What are you working on right now that excites or inspires you?

The Triton program is rapidly growing and becoming one of the main systems moving forward. It’s exciting to be part of a program that will have such an impact on our national security and be able to help build it from the ground up. My life has previously been in the hands of these products and I personally understand how important it is that they deliver when it matters most. It inspires me to know that I now have the ability to return the favor to the men and women who continue to wear the cloth of this nation.

What was the biggest challenge you faced transitioning from the military to the civilian workforce?

When I left the military, I had a number of assumptions that my military experience would clearly translate. This assumption could not be further from the truth. What I learned over time was that I was speaking another language—one that civilians had trouble understanding. At first, it was incredibly frustrating, but I eventually realized that I needed to adapt. I learned that in order to gain traction, I had to quantify my military experience as business accomplishments.

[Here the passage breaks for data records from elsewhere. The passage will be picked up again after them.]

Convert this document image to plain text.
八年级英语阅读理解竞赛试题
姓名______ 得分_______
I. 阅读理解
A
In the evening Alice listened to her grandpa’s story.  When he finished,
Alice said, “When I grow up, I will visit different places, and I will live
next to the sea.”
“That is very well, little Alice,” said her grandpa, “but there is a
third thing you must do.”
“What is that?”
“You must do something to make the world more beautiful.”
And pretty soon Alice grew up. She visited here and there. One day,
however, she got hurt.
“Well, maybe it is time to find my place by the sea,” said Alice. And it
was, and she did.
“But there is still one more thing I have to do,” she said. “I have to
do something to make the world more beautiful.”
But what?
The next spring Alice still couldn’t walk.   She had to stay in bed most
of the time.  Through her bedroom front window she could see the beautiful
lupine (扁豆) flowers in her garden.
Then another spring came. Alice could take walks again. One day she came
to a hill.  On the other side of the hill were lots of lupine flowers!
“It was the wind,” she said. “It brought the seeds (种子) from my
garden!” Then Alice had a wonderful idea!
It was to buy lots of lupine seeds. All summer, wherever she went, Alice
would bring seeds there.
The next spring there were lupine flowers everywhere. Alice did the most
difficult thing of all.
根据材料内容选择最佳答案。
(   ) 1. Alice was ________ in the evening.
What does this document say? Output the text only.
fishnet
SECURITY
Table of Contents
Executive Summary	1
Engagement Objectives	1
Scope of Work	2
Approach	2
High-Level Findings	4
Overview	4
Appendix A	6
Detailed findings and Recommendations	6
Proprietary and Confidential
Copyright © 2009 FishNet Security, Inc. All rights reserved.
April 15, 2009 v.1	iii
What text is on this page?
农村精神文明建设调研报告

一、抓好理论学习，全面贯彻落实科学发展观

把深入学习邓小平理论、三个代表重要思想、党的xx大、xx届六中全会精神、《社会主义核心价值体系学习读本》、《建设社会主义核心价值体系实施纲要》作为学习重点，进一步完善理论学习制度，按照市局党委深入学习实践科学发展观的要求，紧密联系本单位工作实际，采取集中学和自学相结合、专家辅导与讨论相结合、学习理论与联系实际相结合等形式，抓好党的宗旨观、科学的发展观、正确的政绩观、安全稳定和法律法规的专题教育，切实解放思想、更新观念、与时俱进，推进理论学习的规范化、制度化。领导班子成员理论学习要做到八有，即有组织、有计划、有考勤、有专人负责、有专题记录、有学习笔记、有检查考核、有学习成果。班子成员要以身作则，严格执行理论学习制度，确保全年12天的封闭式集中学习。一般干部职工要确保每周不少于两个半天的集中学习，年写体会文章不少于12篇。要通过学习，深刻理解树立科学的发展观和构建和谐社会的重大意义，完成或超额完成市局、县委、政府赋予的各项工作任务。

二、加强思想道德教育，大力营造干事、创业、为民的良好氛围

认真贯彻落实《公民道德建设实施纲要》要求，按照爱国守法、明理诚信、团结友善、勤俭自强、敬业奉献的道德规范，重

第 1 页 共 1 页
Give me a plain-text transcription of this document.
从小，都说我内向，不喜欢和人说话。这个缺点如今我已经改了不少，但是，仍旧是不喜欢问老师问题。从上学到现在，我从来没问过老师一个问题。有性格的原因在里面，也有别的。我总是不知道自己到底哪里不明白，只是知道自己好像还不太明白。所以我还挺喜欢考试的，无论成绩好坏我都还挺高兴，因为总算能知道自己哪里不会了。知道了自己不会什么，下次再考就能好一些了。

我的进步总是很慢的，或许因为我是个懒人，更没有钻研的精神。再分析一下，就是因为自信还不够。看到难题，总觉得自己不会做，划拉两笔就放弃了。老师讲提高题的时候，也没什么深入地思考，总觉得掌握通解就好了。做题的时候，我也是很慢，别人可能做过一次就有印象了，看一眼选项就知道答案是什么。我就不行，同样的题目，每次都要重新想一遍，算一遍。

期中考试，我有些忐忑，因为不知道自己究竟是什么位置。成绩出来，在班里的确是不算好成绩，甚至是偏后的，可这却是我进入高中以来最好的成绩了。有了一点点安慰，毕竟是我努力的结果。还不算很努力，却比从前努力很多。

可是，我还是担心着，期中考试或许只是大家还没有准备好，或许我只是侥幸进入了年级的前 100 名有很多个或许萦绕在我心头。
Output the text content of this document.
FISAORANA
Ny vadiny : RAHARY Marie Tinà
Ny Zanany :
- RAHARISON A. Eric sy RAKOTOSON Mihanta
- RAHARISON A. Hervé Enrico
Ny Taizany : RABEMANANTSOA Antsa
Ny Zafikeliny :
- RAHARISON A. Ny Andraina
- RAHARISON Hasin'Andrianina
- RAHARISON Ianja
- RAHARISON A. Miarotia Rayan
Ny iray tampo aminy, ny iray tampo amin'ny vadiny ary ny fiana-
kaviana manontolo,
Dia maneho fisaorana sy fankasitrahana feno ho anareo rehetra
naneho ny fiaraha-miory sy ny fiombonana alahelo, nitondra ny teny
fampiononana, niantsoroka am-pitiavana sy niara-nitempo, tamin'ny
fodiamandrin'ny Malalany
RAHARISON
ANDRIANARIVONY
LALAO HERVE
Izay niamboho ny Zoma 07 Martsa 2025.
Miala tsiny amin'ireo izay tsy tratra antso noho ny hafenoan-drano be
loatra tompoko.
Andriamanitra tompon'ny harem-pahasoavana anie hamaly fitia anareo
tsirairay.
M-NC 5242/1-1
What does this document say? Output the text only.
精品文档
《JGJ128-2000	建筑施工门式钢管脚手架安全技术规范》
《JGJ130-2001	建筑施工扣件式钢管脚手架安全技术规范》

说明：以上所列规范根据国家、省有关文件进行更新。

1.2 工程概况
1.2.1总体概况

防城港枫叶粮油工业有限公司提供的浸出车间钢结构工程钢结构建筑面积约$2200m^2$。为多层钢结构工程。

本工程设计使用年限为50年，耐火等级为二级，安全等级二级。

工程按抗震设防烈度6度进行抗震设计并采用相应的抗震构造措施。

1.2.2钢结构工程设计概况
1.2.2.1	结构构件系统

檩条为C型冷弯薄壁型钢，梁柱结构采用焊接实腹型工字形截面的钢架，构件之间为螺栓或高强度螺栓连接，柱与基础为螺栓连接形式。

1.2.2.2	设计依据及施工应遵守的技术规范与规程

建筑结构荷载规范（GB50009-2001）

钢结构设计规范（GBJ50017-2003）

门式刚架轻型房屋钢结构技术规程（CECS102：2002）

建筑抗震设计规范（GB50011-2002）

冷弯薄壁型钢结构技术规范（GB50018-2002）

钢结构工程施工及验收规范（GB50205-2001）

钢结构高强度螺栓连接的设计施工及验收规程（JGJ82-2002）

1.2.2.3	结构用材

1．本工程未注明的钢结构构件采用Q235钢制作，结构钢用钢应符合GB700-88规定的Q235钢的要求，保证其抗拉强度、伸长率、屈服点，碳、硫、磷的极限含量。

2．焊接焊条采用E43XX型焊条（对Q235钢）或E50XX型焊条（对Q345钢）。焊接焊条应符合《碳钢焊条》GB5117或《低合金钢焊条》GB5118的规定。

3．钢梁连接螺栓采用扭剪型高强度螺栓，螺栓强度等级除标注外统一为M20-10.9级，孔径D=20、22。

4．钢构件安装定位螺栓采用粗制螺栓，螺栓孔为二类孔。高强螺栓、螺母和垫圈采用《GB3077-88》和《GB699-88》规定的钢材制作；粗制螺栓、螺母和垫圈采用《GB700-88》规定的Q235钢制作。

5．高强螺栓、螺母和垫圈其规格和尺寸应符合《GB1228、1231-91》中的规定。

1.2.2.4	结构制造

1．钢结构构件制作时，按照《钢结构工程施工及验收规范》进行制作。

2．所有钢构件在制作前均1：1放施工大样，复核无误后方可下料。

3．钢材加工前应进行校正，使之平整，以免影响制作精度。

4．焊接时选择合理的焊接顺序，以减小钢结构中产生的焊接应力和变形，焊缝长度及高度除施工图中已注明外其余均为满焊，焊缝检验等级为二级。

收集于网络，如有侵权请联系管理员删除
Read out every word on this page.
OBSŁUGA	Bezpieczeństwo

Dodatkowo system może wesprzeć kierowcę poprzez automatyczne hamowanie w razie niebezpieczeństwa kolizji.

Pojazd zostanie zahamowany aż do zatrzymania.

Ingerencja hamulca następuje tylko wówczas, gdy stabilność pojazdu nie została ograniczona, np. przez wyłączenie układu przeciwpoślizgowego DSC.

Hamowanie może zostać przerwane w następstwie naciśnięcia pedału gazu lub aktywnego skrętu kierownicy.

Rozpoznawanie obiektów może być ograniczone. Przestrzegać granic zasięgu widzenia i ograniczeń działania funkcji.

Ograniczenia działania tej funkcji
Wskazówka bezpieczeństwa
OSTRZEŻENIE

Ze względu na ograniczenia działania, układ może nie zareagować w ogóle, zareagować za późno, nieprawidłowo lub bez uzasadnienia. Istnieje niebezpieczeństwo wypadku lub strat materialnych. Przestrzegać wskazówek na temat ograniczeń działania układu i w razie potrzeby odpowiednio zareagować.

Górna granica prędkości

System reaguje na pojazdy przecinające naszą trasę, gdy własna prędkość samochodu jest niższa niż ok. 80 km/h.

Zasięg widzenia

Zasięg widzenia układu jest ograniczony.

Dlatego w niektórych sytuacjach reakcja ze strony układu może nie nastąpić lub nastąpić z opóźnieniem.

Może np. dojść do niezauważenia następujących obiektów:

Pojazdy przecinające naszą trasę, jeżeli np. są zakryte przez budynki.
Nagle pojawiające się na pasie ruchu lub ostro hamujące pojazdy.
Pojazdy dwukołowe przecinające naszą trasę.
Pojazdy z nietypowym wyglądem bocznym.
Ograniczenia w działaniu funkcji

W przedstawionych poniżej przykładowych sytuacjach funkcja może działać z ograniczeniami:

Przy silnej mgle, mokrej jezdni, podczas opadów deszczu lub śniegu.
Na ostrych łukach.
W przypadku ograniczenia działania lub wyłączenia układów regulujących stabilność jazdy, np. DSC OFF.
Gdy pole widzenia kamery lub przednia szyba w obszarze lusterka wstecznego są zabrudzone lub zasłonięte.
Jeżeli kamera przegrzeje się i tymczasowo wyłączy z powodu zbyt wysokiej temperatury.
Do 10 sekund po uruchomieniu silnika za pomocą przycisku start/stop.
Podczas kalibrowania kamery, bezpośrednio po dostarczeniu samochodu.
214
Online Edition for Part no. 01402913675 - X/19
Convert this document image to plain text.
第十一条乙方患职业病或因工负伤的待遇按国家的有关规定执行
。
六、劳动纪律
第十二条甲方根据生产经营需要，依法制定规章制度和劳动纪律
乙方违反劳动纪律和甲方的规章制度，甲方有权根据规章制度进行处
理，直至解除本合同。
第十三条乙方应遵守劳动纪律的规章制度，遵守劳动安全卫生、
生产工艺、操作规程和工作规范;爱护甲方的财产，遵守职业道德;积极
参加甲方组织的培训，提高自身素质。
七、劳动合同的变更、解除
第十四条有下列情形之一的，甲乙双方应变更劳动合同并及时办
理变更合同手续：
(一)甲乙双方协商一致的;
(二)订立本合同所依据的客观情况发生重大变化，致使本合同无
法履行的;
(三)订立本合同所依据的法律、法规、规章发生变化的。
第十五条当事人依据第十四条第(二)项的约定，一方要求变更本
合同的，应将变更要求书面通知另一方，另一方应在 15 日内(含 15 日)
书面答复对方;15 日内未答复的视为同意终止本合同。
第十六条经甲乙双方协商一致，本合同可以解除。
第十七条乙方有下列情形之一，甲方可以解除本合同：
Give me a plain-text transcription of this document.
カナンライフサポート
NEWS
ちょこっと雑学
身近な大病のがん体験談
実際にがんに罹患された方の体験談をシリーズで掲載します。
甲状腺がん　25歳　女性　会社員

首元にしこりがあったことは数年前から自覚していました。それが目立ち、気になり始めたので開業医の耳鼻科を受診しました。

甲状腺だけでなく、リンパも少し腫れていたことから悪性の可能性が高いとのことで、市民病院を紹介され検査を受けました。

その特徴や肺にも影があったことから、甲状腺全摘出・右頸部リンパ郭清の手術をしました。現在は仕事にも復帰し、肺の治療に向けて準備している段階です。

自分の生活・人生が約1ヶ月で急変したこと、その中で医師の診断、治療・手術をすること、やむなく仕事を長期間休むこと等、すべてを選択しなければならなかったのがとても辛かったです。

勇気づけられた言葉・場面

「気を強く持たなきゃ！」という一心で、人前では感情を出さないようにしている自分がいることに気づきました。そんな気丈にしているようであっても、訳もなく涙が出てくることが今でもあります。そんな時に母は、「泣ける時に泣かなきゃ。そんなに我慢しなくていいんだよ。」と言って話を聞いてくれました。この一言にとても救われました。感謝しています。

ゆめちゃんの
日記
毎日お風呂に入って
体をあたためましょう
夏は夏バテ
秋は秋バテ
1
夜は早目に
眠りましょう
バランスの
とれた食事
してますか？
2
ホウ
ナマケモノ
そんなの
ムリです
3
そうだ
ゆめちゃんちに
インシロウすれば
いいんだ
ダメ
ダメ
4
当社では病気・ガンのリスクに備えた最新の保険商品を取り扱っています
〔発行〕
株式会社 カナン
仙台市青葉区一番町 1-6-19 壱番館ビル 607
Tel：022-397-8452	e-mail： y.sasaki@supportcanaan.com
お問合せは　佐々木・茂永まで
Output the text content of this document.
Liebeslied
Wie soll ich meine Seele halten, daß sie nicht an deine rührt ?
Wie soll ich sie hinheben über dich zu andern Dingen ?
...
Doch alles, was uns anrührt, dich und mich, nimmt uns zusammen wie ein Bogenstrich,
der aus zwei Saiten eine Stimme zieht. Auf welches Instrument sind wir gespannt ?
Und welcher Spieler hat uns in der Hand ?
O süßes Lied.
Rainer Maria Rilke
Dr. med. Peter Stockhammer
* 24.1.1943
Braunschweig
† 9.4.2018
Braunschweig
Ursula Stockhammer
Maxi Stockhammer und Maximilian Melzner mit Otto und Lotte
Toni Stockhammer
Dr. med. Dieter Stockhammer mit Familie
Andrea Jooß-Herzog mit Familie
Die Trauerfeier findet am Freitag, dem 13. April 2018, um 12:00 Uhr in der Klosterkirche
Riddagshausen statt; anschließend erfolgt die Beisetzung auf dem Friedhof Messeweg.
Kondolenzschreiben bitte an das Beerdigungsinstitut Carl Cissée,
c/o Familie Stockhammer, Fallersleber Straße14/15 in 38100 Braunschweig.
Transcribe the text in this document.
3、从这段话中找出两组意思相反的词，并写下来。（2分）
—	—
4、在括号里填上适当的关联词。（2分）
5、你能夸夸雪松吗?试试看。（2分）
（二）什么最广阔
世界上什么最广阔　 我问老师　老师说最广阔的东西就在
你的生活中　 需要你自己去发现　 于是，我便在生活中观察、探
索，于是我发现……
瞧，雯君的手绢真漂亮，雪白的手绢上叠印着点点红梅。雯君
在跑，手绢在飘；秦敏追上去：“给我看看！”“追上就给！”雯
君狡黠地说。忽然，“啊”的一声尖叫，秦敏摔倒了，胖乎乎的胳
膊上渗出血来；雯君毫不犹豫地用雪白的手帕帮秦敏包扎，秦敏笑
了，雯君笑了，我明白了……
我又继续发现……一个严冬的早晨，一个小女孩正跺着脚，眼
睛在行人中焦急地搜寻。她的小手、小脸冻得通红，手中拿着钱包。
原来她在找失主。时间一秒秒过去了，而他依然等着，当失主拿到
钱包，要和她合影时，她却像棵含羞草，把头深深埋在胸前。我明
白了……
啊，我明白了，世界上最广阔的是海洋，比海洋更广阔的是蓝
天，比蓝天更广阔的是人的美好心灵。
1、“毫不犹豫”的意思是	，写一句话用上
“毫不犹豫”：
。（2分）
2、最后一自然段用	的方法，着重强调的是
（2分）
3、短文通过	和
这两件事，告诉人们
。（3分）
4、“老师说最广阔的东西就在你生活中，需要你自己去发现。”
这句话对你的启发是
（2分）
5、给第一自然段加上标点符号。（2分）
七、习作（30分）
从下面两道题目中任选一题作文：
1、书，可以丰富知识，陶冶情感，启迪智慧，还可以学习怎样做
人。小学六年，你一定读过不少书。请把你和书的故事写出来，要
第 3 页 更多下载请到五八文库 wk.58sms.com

What are some skills you learned in the military that have been transferable in your civilian career?

The responsibility and dedication to duty learned through military service is what makes veterans valuable assets to any organization. In the military, we commonly lacked resources, funding, and personnel while routinely pulling extensive overtime hours. The challenges I faced in the military taught me to focus my efforts on finding a solution rather than simply pointing out obstacles. As an Integrator on the Triton program, I encounter daily challenges but am able to leverage my ability to find a solution and establish clear lines of communication to generate value-added solutions.

What advice do you have for veterans who want to join the civilian workforce?

Be true to yourself and realize that you constantly change and develop over time. It’s OK to try something and pivot in another direction as every scenario changes over time. When I left the military, I was incredibly burned out from the tempo and saw an excellent opportunity to join the tech community. On paper, it looked like a no-brainer, but once I was in, I knew I had made the wrong decision. As time marched on, I fought the feeling I felt and continued to look at it from a numbers perspective. I increasingly found it difficult to justify staying, which forced some soul-searching. Being honest with myself, I realized I missed supporting the warfighter and the overall mission. I missed the camaraderie and the ability to make a real impact.

In addition, leverage your military network and keep asking questions, keep growing, and keep trying. Pay it forward any chance you get. I’m only in this position because of other veterans willing to do the same.

What is the best career advice you’ve ever received?

While I was in Afghanistan, my colonel shared with me that “people will tell you no because they can’t tell you yes. Find the yes-person and you’ll know if you can accomplish the goal.” These words have always stuck with me. It’s a great reminder to be resilient in the face of adversity and provides me the opportunity to remain optimistic when those around me are pessimistic.